Bei den älteren Club-Fans sind in der Erinnerung vor allem zwei Heimspiele aus der Meisterschaftssaison haften geblieben: Das 1:0 gegen Borussia Mönchengladbach am 13. September 1967 und das 7:3 gegen den FC Bayern München am 2. Dezember. Natürlich stand der Triumph über das Starensemble aus der Landeshauptstadt mehr im Blickpunkt. Es war das «Spiel des Lebens« für Franz Brungs als fünffachem Torschützen. Frappierend aber, dass der wegen seiner Kopfballstärke «Goldköpfchen« genannte Mittelstürmer sämtliche Tore mit dem Fuß erzielte. Es spricht für ihn, dass er – auch heute noch – die Mithilfe seiner Mitstreiter würdigt. Die brillanten

Außenstürmer Zvezdan Cebinac und Georg Volkert fütterten ihn permanent mit Maßflanken. «Cebi« harmonierte prächtig mit Horst Leupold, der damals schon einen Offensivverteidiger verkörperte. Strehl war Aufbauspieler und Torschütze zugleich, einfach unersetzlich.

Der große Tag für
Charly Ferschl und Hanni Müller

Zwei wichtige Stützen erlebten ihren großen Tag beim Duell mit Borussia Mönchengladbach, das viele Experten – auch die Stars von einst – hinsichtlich der Qualität noch heute höher einstufen als den Kantersieg gegen die Bayern: Charly Ferschl schoss das Tor des Tages – und Heinz Müller schaltete den exzellenten Spielmacher Günter Netzer total aus. Auch wenn man nicht auf einen gemeinsamen Nenner über die Güte der beiden Schlagerspiele kommt, steht eines unwiderruflich fest: Die damalige Club-Truppe war in der Saison 1967/68 der Konkurrenz weit voraus. Sie zelebrierte sehenswerten Fußball und hatte nur ganz wenige Schwächen.

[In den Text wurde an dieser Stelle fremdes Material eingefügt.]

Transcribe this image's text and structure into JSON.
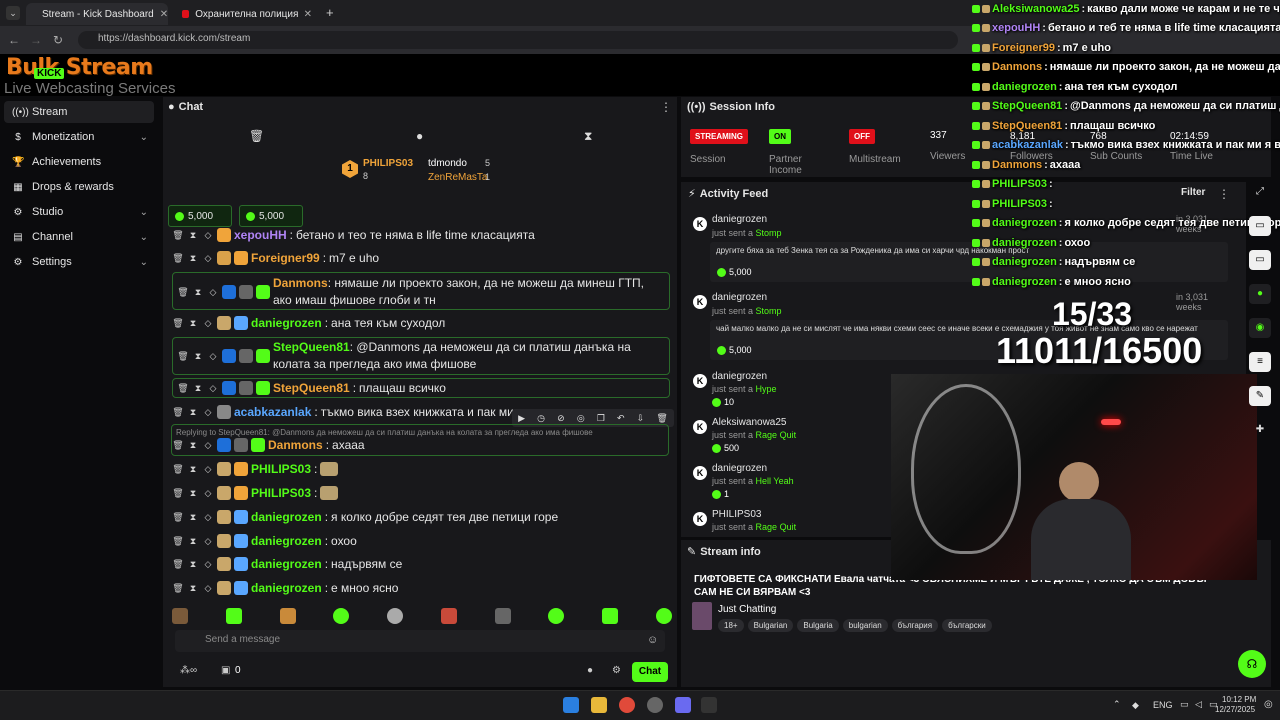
{
  "browser": {
    "tabs": [
      {
        "title": "Stream - Kick Dashboard",
        "close": "✕"
      },
      {
        "title": "Охранителна полиция 8 РУ | П",
        "close": "✕"
      }
    ],
    "new_tab": "+",
    "url": "https://dashboard.kick.com/stream"
  },
  "logo": {
    "main": "Bulk Stream",
    "kick": "KICK",
    "sub": "Live Webcasting Services"
  },
  "sidebar": {
    "items": [
      {
        "label": "Stream",
        "icon": "stream-icon",
        "active": true
      },
      {
        "label": "Monetization",
        "icon": "dollar-icon",
        "chevron": true
      },
      {
        "label": "Achievements",
        "icon": "trophy-icon"
      },
      {
        "label": "Drops & rewards",
        "icon": "gift-icon"
      },
      {
        "label": "Studio",
        "icon": "studio-icon",
        "chevron": true
      },
      {
        "label": "Channel",
        "icon": "channel-icon",
        "chevron": true
      },
      {
        "label": "Settings",
        "icon": "gear-icon",
        "chevron": true
      }
    ]
  },
  "chat": {
    "title": "Chat",
    "leaderboard": {
      "first": {
        "rank": "1",
        "user": "PHILIPS03",
        "count": "8"
      },
      "second": {
        "user": "tdmondo",
        "count": "5"
      },
      "third": {
        "user": "ZenReMasTa",
        "count": "1"
      }
    },
    "pinned_gifts": [
      "5,000",
      "5,000"
    ],
    "messages": [
      {
        "user": "xepouHH",
        "color": "p",
        "text": "бетано и тео те няма в life time класацията"
      },
      {
        "user": "Foreigner99",
        "color": "o",
        "text": "m7 е uho"
      },
      {
        "user": "Danmons",
        "color": "o",
        "text": "нямаше ли проекто закон, да не можеш да минеш ГТП, ако имаш фишове глоби и тн"
      },
      {
        "user": "daniegrozen",
        "color": "g",
        "text": "ана тея към суходол"
      },
      {
        "user": "StepQueen81",
        "color": "g",
        "text": "@Danmons да неможеш да си платиш данъка на колата за прегледа ако има фишове"
      },
      {
        "user": "StepQueen81",
        "color": "o",
        "text": "плащаш всичко"
      },
      {
        "user": "acabkazanlak",
        "color": "b",
        "text": "тъкмо вика взех книжката и пак ми"
      },
      {
        "reply": "Replying to StepQueen81: @Danmons да неможеш да си платиш данъка на колата за прегледа ако има фишове",
        "user": "Danmons",
        "color": "o",
        "text": "ахааа"
      },
      {
        "user": "PHILIPS03",
        "color": "g",
        "text": ""
      },
      {
        "user": "PHILIPS03",
        "color": "g",
        "text": ""
      },
      {
        "user": "daniegrozen",
        "color": "g",
        "text": "я колко добре седят тея две петици горе"
      },
      {
        "user": "daniegrozen",
        "color": "g",
        "text": "охоо"
      },
      {
        "user": "daniegrozen",
        "color": "g",
        "text": "надървям се"
      },
      {
        "user": "daniegrozen",
        "color": "g",
        "text": "е мноо ясно"
      }
    ],
    "input_placeholder": "Send a message",
    "viewer_count": "0",
    "chat_button": "Chat"
  },
  "session": {
    "title": "Session Info",
    "stats": [
      {
        "badge": "STREAMING",
        "label": "Session",
        "color": "#e0101a"
      },
      {
        "badge": "ON",
        "label": "Partner Income",
        "color": "#53fc18"
      },
      {
        "badge": "OFF",
        "label": "Multistream",
        "color": "#e0101a"
      },
      {
        "value": "337",
        "label": "Viewers"
      },
      {
        "value": "8,181",
        "label": "Followers"
      },
      {
        "value": "768",
        "label": "Sub Counts"
      },
      {
        "value": "02:14:59",
        "label": "Time Live"
      }
    ]
  },
  "activity": {
    "title": "Activity Feed",
    "filter": "Filter",
    "items": [
      {
        "user": "daniegrozen",
        "action": "just sent a",
        "item": "Stomp",
        "note": "другите бяха за теб Зенка тея са за Рожденика да има си харчи чрд накокман прост",
        "amount": "5,000",
        "when": "in 3,031 weeks"
      },
      {
        "user": "daniegrozen",
        "action": "just sent a",
        "item": "Stomp",
        "note": "чай малко малко да не си мислят че има някви схеми сеес се иначе всеки е схемаджия у тоя живот не знам само кво се нарежат",
        "amount": "5,000",
        "when": "in 3,031 weeks"
      },
      {
        "user": "daniegrozen",
        "action": "just sent a",
        "item": "Hype",
        "amount": "10"
      },
      {
        "user": "Aleksiwanowa25",
        "action": "just sent a",
        "item": "Rage Quit",
        "amount": "500"
      },
      {
        "user": "daniegrozen",
        "action": "just sent a",
        "item": "Hell Yeah",
        "amount": "1"
      },
      {
        "user": "PHILIPS03",
        "action": "just sent a",
        "item": "Rage Quit"
      }
    ]
  },
  "stream_info": {
    "title": "Stream info",
    "stream_title": "ГИФТОВЕТЕ СА ФИКСНАТИ Евала чатчата <3 ОБЯСНИХМЕ И МЪРТЪТЕ ДАЖЕ , ТОЛКО ДА СЪМ ДОБЪР САМ НЕ СИ ВЯРВАМ <3",
    "category": "Just Chatting",
    "tags": [
      "18+",
      "Bulgarian",
      "Bulgaria",
      "bulgarian",
      "българия",
      "български"
    ]
  },
  "overlay": {
    "messages": [
      {
        "user": "Aleksiwanowa25",
        "color": "#53fc18",
        "text": "какво дали може че карам и не те чух"
      },
      {
        "user": "xepouHH",
        "color": "#b084f5",
        "text": "бетано и теб те няма в life time класацията"
      },
      {
        "user": "Foreigner99",
        "color": "#f0a43a",
        "text": "m7 е uho"
      },
      {
        "user": "Danmons",
        "color": "#f0a43a",
        "text": "нямаше ли проекто закон, да не можеш да ми"
      },
      {
        "user": "daniegrozen",
        "color": "#53fc18",
        "text": "ана тея към суходол"
      },
      {
        "user": "StepQueen81",
        "color": "#53fc18",
        "text": "@Danmons да неможеш да си платиш да"
      },
      {
        "user": "StepQueen81",
        "color": "#f0a43a",
        "text": "плащаш всичко"
      },
      {
        "user": "acabkazanlak",
        "color": "#5aa7ff",
        "text": "тъкмо вика взех книжката и пак ми я вжеха"
      },
      {
        "user": "Danmons",
        "color": "#f0a43a",
        "text": "ахааа"
      },
      {
        "user": "PHILIPS03",
        "color": "#53fc18",
        "text": ""
      },
      {
        "user": "PHILIPS03",
        "color": "#53fc18",
        "text": ""
      },
      {
        "user": "daniegrozen",
        "color": "#53fc18",
        "text": "я колко добре седят тея две петици горе"
      },
      {
        "user": "daniegrozen",
        "color": "#53fc18",
        "text": "охоо"
      },
      {
        "user": "daniegrozen",
        "color": "#53fc18",
        "text": "надървям се"
      },
      {
        "user": "daniegrozen",
        "color": "#53fc18",
        "text": "е мноо ясно"
      }
    ],
    "counter_top": "15/33",
    "counter_bottom": "11011/16500"
  },
  "taskbar": {
    "lang": "ENG",
    "time": "10:12 PM",
    "date": "12/27/2025"
  }
}
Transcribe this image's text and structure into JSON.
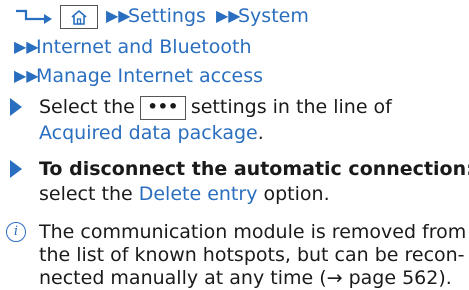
{
  "nav": {
    "crumb1": "Settings",
    "crumb2": "System",
    "line2": "Internet and Bluetooth",
    "line3": "Manage Internet access"
  },
  "step1": {
    "pre": "Select the",
    "button": "•••",
    "post": "settings in the line of",
    "link": "Acquired data package",
    "end": "."
  },
  "step2": {
    "heading": "To disconnect the automatic connection:",
    "pre": "select the",
    "link": "Delete entry",
    "post": "option."
  },
  "info": {
    "line1": "The communication module is removed from",
    "line2": "the list of known hotspots, but can be recon-",
    "line3": "nected manually at any time (→ page 562)."
  }
}
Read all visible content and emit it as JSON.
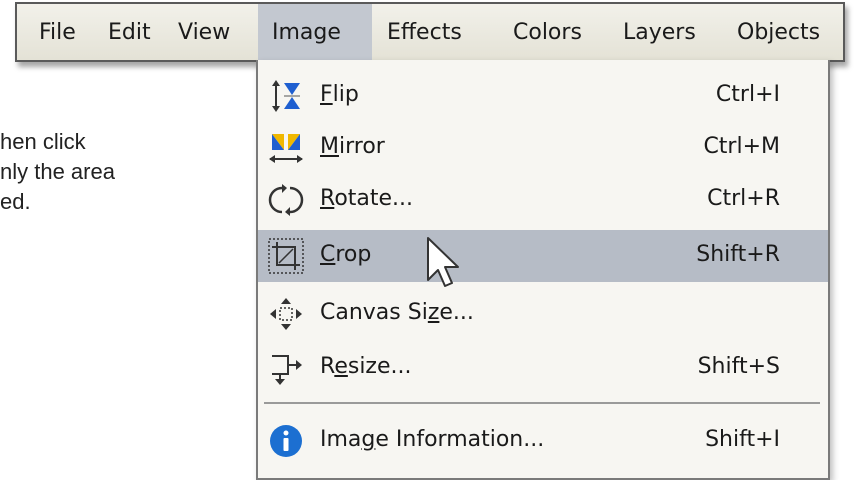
{
  "background_text": [
    "hen click",
    "nly the area",
    "ed."
  ],
  "menubar": {
    "items": [
      "File",
      "Edit",
      "View",
      "Image",
      "Effects",
      "Colors",
      "Layers",
      "Objects"
    ],
    "active_index": 3
  },
  "dropdown": {
    "items": [
      {
        "pre": "",
        "ul": "F",
        "post": "lip",
        "shortcut": "Ctrl+I",
        "icon": "flip-icon"
      },
      {
        "pre": "",
        "ul": "M",
        "post": "irror",
        "shortcut": "Ctrl+M",
        "icon": "mirror-icon"
      },
      {
        "pre": "",
        "ul": "R",
        "post": "otate...",
        "shortcut": "Ctrl+R",
        "icon": "rotate-icon"
      },
      {
        "pre": "",
        "ul": "C",
        "post": "rop",
        "shortcut": "Shift+R",
        "icon": "crop-icon",
        "selected": true
      },
      {
        "pre": "Canvas Si",
        "ul": "z",
        "post": "e...",
        "shortcut": "",
        "icon": "canvas-size-icon"
      },
      {
        "pre": "R",
        "ul": "e",
        "post": "size...",
        "shortcut": "Shift+S",
        "icon": "resize-icon"
      },
      {
        "pre": "Ima",
        "ul": "g",
        "post": "e Information...",
        "shortcut": "Shift+I",
        "icon": "info-icon"
      }
    ]
  },
  "colors": {
    "menubar_bg": "#e8e6dc",
    "active_bg": "#c3c8d0",
    "selected_bg": "#b6bcc6",
    "flip_blue": "#1f5fd0",
    "mirror_yellow": "#f0b800",
    "info_blue": "#1c6fd1"
  }
}
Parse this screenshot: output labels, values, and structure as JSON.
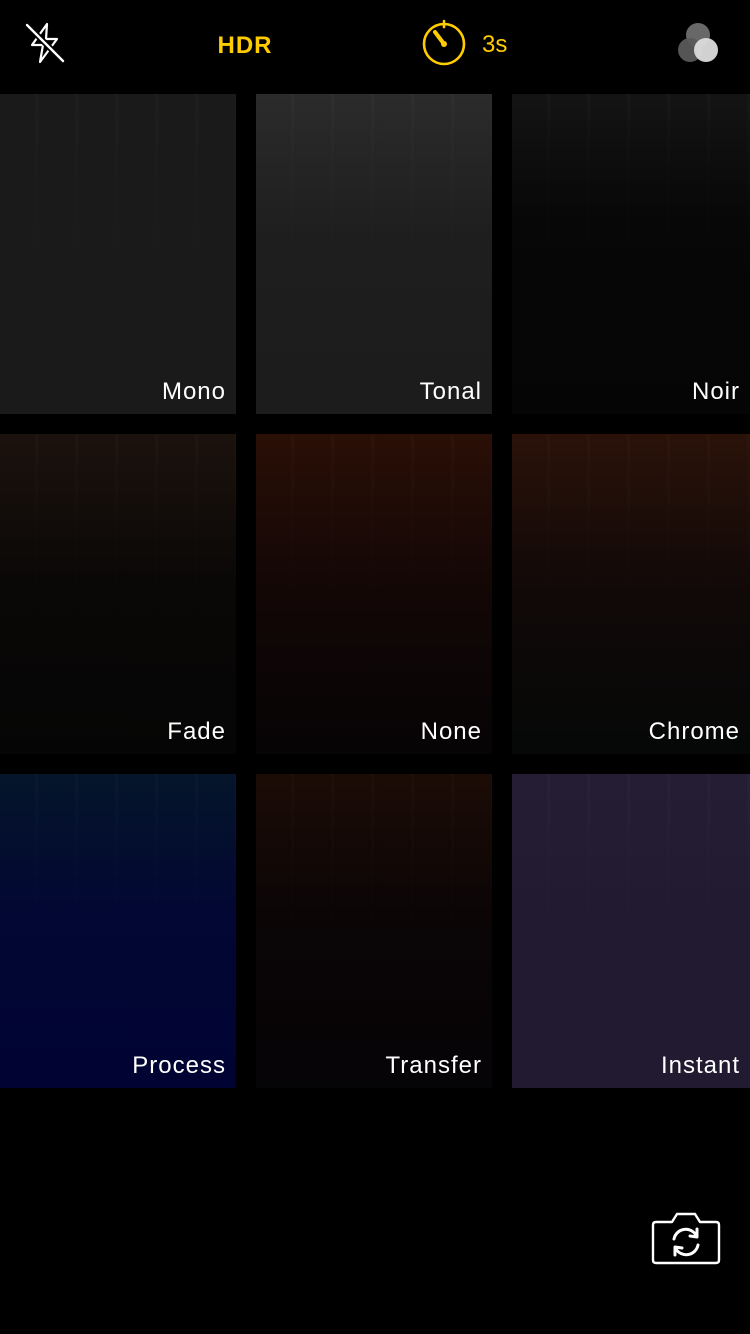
{
  "colors": {
    "accent": "#FFCC00",
    "background": "#000000",
    "label": "#FFFFFF"
  },
  "topbar": {
    "flash_icon": "flash-off-icon",
    "hdr_label": "HDR",
    "timer_icon": "timer-icon",
    "timer_value": "3s",
    "filters_icon": "filters-icon"
  },
  "filters": [
    {
      "name": "Mono"
    },
    {
      "name": "Tonal"
    },
    {
      "name": "Noir"
    },
    {
      "name": "Fade"
    },
    {
      "name": "None"
    },
    {
      "name": "Chrome"
    },
    {
      "name": "Process"
    },
    {
      "name": "Transfer"
    },
    {
      "name": "Instant"
    }
  ],
  "bottom": {
    "switch_camera_icon": "switch-camera-icon"
  }
}
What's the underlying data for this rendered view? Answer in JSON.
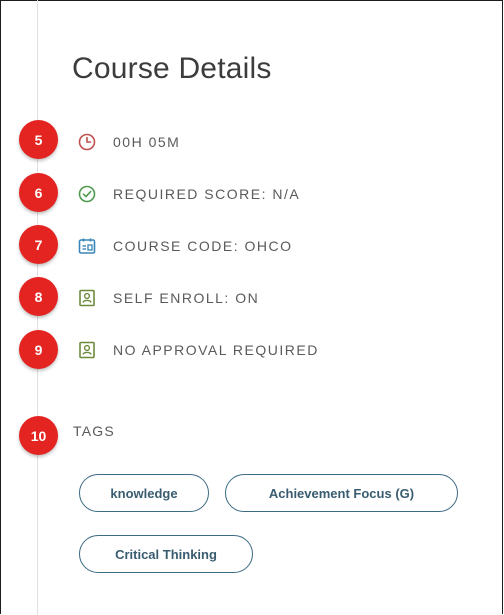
{
  "page": {
    "title": "Course Details"
  },
  "details": [
    {
      "step": "5",
      "icon": "clock-icon",
      "text": "00H 05M",
      "color": "#c0504d"
    },
    {
      "step": "6",
      "icon": "check-circle-icon",
      "text": "REQUIRED SCORE: N/A",
      "color": "#4f9a4f"
    },
    {
      "step": "7",
      "icon": "calendar-code-icon",
      "text": "COURSE CODE: OHCO",
      "color": "#3a86b8"
    },
    {
      "step": "8",
      "icon": "id-card-icon",
      "text": "SELF ENROLL: ON",
      "color": "#6e8b3d"
    },
    {
      "step": "9",
      "icon": "id-card-icon",
      "text": "NO APPROVAL REQUIRED",
      "color": "#6e8b3d"
    }
  ],
  "tags": {
    "step": "10",
    "label": "TAGS",
    "items": [
      "knowledge",
      "Achievement Focus (G)",
      "Critical Thinking"
    ]
  },
  "colors": {
    "badge": "#e32420",
    "tag_border": "#3d6b84"
  }
}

Dass der 1. FCN ein Jahr später als Meister aus der Bundesliga abgestiegen ist, lag einzig und allein an der unglücklichen Personalpolitik von Max Merkel, der wichtige Stützen wie Ferschl, Brungs und Starek wegschickte. Diese Blamage steht leider auch in den Annalen des Vereins, aber die Leistung der Meistertruppe von 1968 kann dadurch nicht geschmälert werden. Und für viele Anhänger ist sie in diesen Tagen, 40 Jahre danach, verständlicherweise der Anlass, in Freude darauf zurückzuschauen.